"A small sub-machine gun" captured on a distant battlefield was at the centre of a controversy - and became a mystery - in a village near Dubbo that remains "fascinating" a century later.
The push to secure a World War I "trophy" for Wongarbon and defy an order of the government of the day in its placement is rich material for historian Peter Woodley.
To the PhD candidate it speaks volumes about "how people chose to relate their small community to cataclysmic world events".
In a twist, his research shows the gun was quietly removed later, and no one he has ever spoken to recalls it.
Mr Woodley, who was born and raised in the Dubbo region, is undertaking his degree through the Australian National University's School of History.
He is researching and writing a social history of Dubbo's rural hinterland between about 1880 and 1950.
For his work, he was investigating how WWI "affected local people's constructions of their own histories".

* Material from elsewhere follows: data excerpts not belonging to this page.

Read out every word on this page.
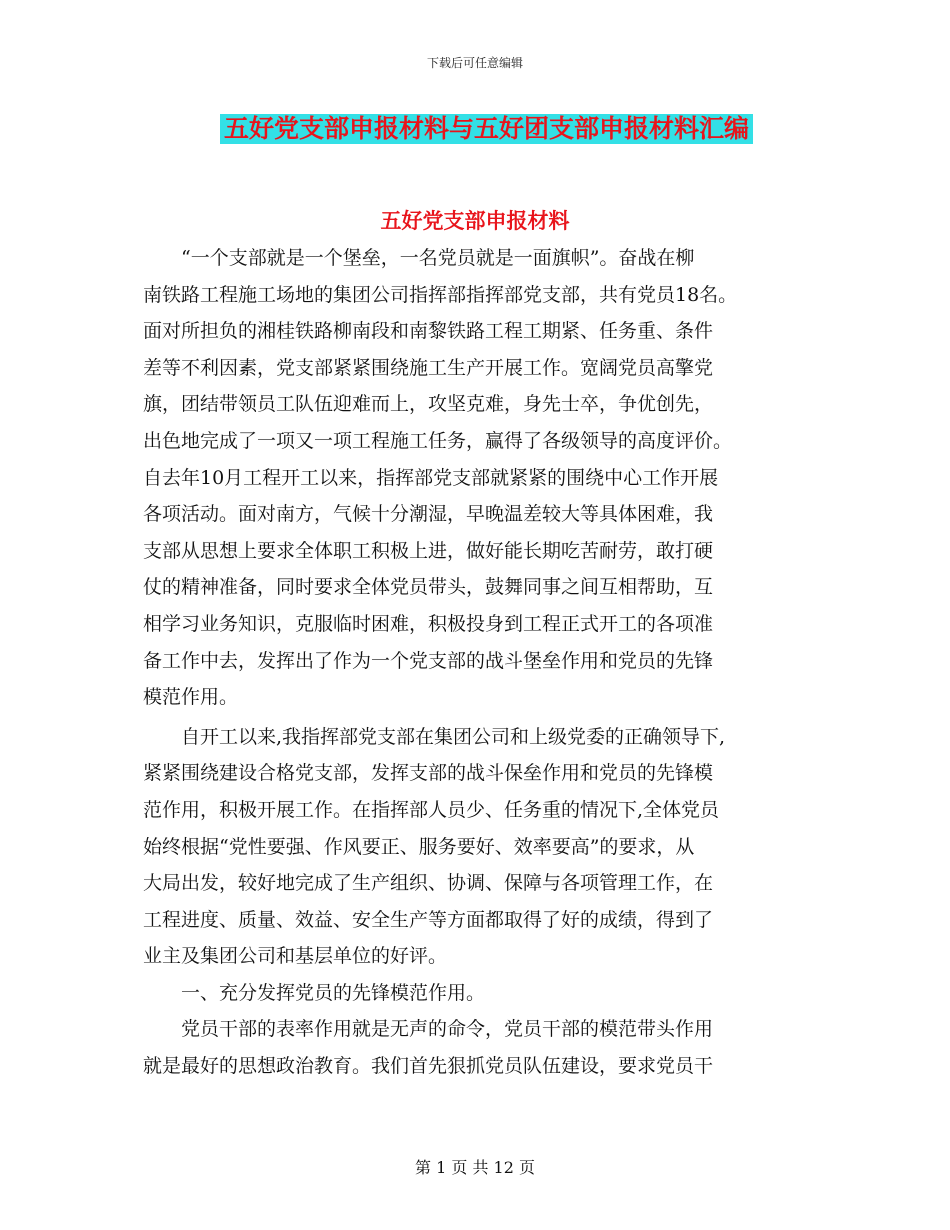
下载后可任意编辑
五好党支部申报材料与五好团支部申报材料汇编
五好党支部申报材料
“一个支部就是一个堡垒，一名党员就是一面旗帜”。奋战在柳
南铁路工程施工场地的集团公司指挥部指挥部党支部，共有党员18名。
面对所担负的湘桂铁路柳南段和南黎铁路工程工期紧、任务重、条件
差等不利因素，党支部紧紧围绕施工生产开展工作。宽阔党员高擎党
旗，团结带领员工队伍迎难而上，攻坚克难，身先士卒，争优创先，
出色地完成了一项又一项工程施工任务，赢得了各级领导的高度评价。
自去年10月工程开工以来，指挥部党支部就紧紧的围绕中心工作开展
各项活动。面对南方，气候十分潮湿，早晚温差较大等具体困难，我
支部从思想上要求全体职工积极上进，做好能长期吃苦耐劳，敢打硬
仗的精神准备，同时要求全体党员带头，鼓舞同事之间互相帮助，互
相学习业务知识，克服临时困难，积极投身到工程正式开工的各项准
备工作中去，发挥出了作为一个党支部的战斗堡垒作用和党员的先锋
模范作用。
自开工以来,我指挥部党支部在集团公司和上级党委的正确领导下,
紧紧围绕建设合格党支部，发挥支部的战斗保垒作用和党员的先锋模
范作用，积极开展工作。在指挥部人员少、任务重的情况下,全体党员
始终根据“党性要强、作风要正、服务要好、效率要高”的要求，从
大局出发，较好地完成了生产组织、协调、保障与各项管理工作，在
工程进度、质量、效益、安全生产等方面都取得了好的成绩，得到了
业主及集团公司和基层单位的好评。
一、充分发挥党员的先锋模范作用。
党员干部的表率作用就是无声的命令，党员干部的模范带头作用
就是最好的思想政治教育。我们首先狠抓党员队伍建设，要求党员干
第 1 页 共 12 页
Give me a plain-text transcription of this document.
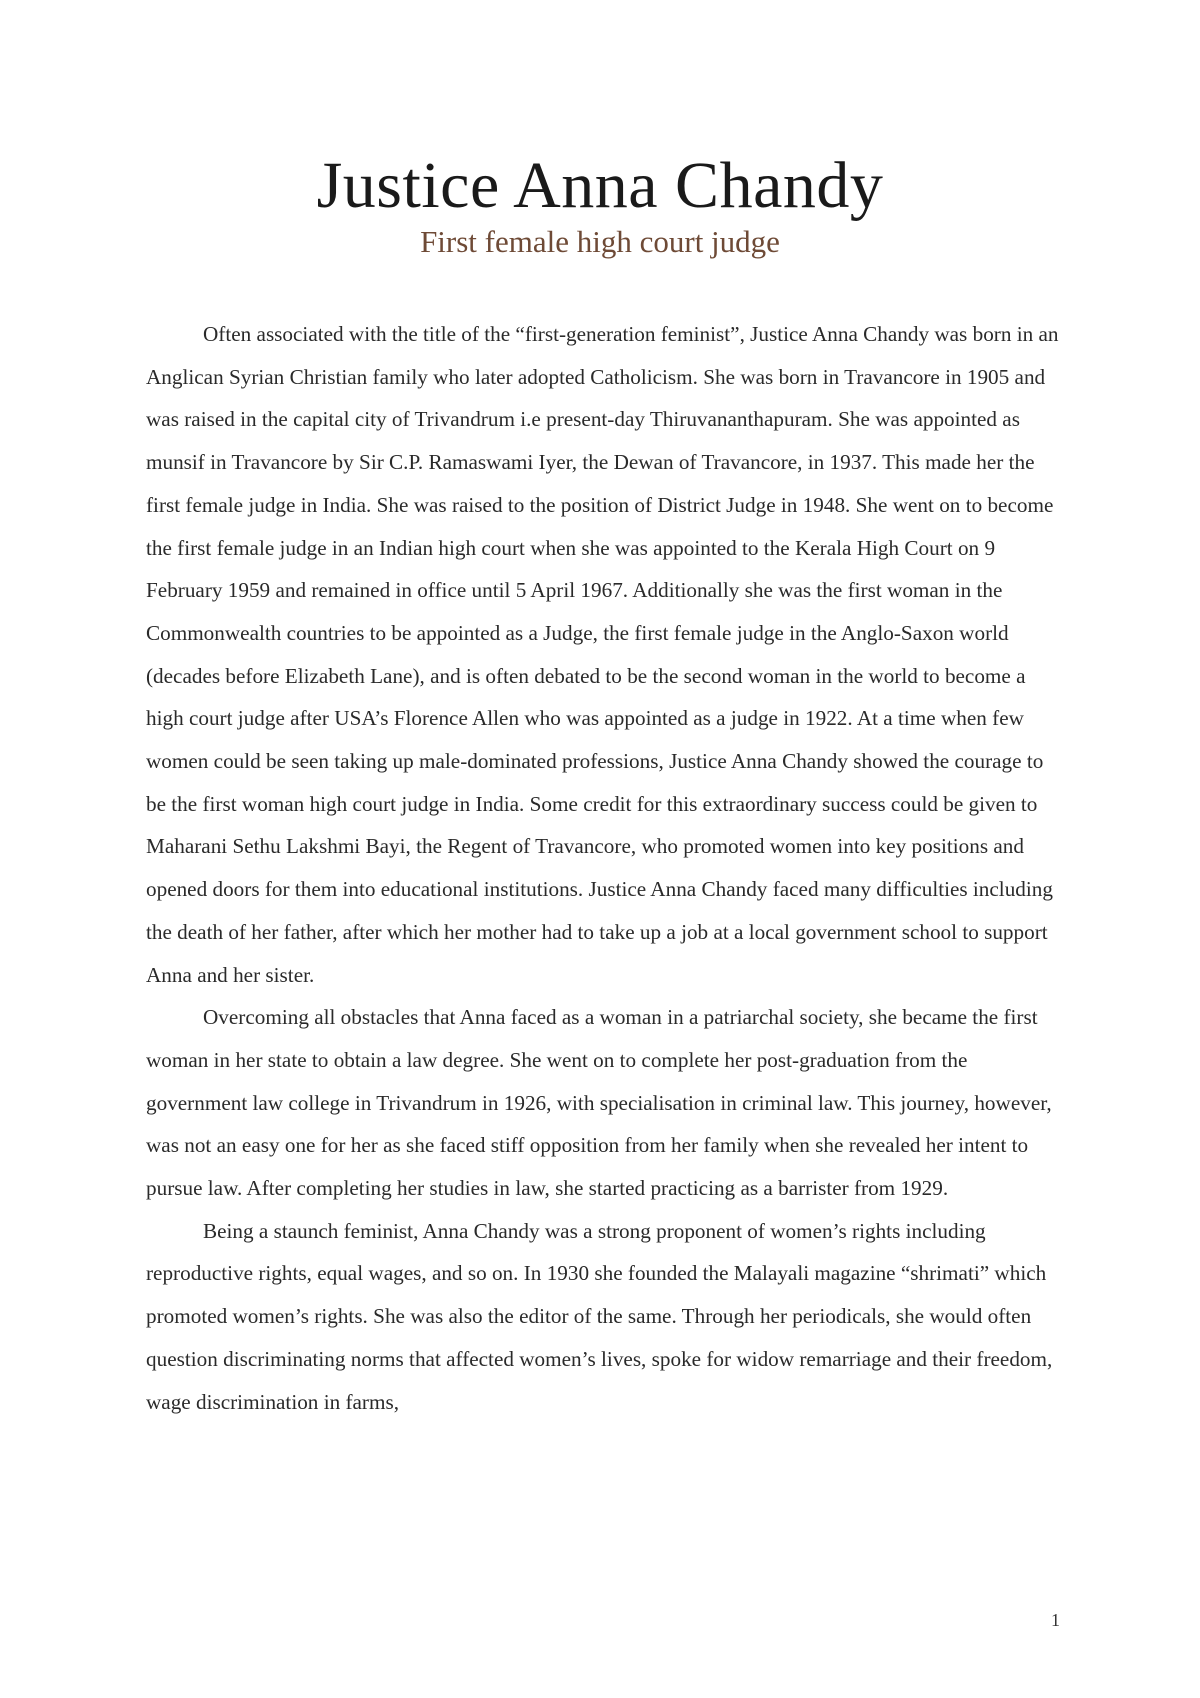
Justice Anna Chandy
First female high court judge

Often associated with the title of the “first-generation feminist”, Justice Anna Chandy was born in an Anglican Syrian Christian family who later adopted Catholicism. She was born in Travancore in 1905 and was raised in the capital city of Trivandrum i.e present-day Thiruvananthapuram. She was appointed as munsif in Travancore by Sir C.P. Ramaswami Iyer, the Dewan of Travancore, in 1937. This made her the first female judge in India. She was raised to the position of District Judge in 1948. She went on to become the first female judge in an Indian high court when she was appointed to the Kerala High Court on 9 February 1959 and remained in office until 5 April 1967. Additionally she was the first woman in the Commonwealth countries to be appointed as a Judge, the first female judge in the Anglo-Saxon world (decades before Elizabeth Lane), and is often debated to be the second woman in the world to become a high court judge after USA’s Florence Allen who was appointed as a judge in 1922. At a time when few women could be seen taking up male-dominated professions, Justice Anna Chandy showed the courage to be the first woman high court judge in India. Some credit for this extraordinary success could be given to Maharani Sethu Lakshmi Bayi, the Regent of Travancore, who promoted women into key positions and opened doors for them into educational institutions. Justice Anna Chandy faced many difficulties including the death of her father, after which her mother had to take up a job at a local government school to support Anna and her sister.

Overcoming all obstacles that Anna faced as a woman in a patriarchal society, she became the first woman in her state to obtain a law degree. She went on to complete her post-graduation from the government law college in Trivandrum in 1926, with specialisation in criminal law. This journey, however, was not an easy one for her as she faced stiff opposition from her family when she revealed her intent to pursue law. After completing her studies in law, she started practicing as a barrister from 1929.

Being a staunch feminist, Anna Chandy was a strong proponent of women’s rights including reproductive rights, equal wages, and so on. In 1930 she founded the Malayali magazine “shrimati” which promoted women’s rights. She was also the editor of the same. Through her periodicals, she would often question discriminating norms that affected women’s lives, spoke for widow remarriage and their freedom, wage discrimination in farms,

1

Mr Woodley said at the war's end a significant number of citizens of Wongarbon raised funds for a memorial, an obelisk which was still standing in the school grounds.
At the same time, the federal government agreed to thousands of captured, usually German, pieces of military hardware, at the time called "war trophies", being distributed to suburbs, towns and shires, he said.
Wongarbon was given a trophy and the local plan was to install it next to the memorial, but the NSW Labor government issued a directive to say weapons should not be displayed on school grounds.
"The people of Wongarbon took exception to that, and notwithstanding the objections of the school principal, who was speaking on behalf of his minister, they put the trophy in place anyway," Mr Woodley said.
"And for a short time... it sat there in the school yard, alongside the memorial.
"In time it was quietly removed, there's just one newspaper account that reveals it was taken away... I've not yet met anyone from the local district who recalls there ever having been such an item there.
...As a historian I find the whole thing fascinating, in terms of how people chose to relate their small community to cataclysmic world events.Peter Woodley
"...As a historian I find the whole thing fascinating, in terms of how people chose to relate their small community to cataclysmic world events.
"Through the wording on the memorial, through constructing the memorial itself, and by displaying the machine gun, they were very, very actively saying to themselves and the rest of the world, the people of Wongarbon... made our contribution, made our sacrifices in the context of this world event."
Mr Woodley also ponders the fate of the war trophy.
"Was it taken away and displayed somewhere else, was it sold for scrap metal, was it put in someone's shed, no one seems to know," he said.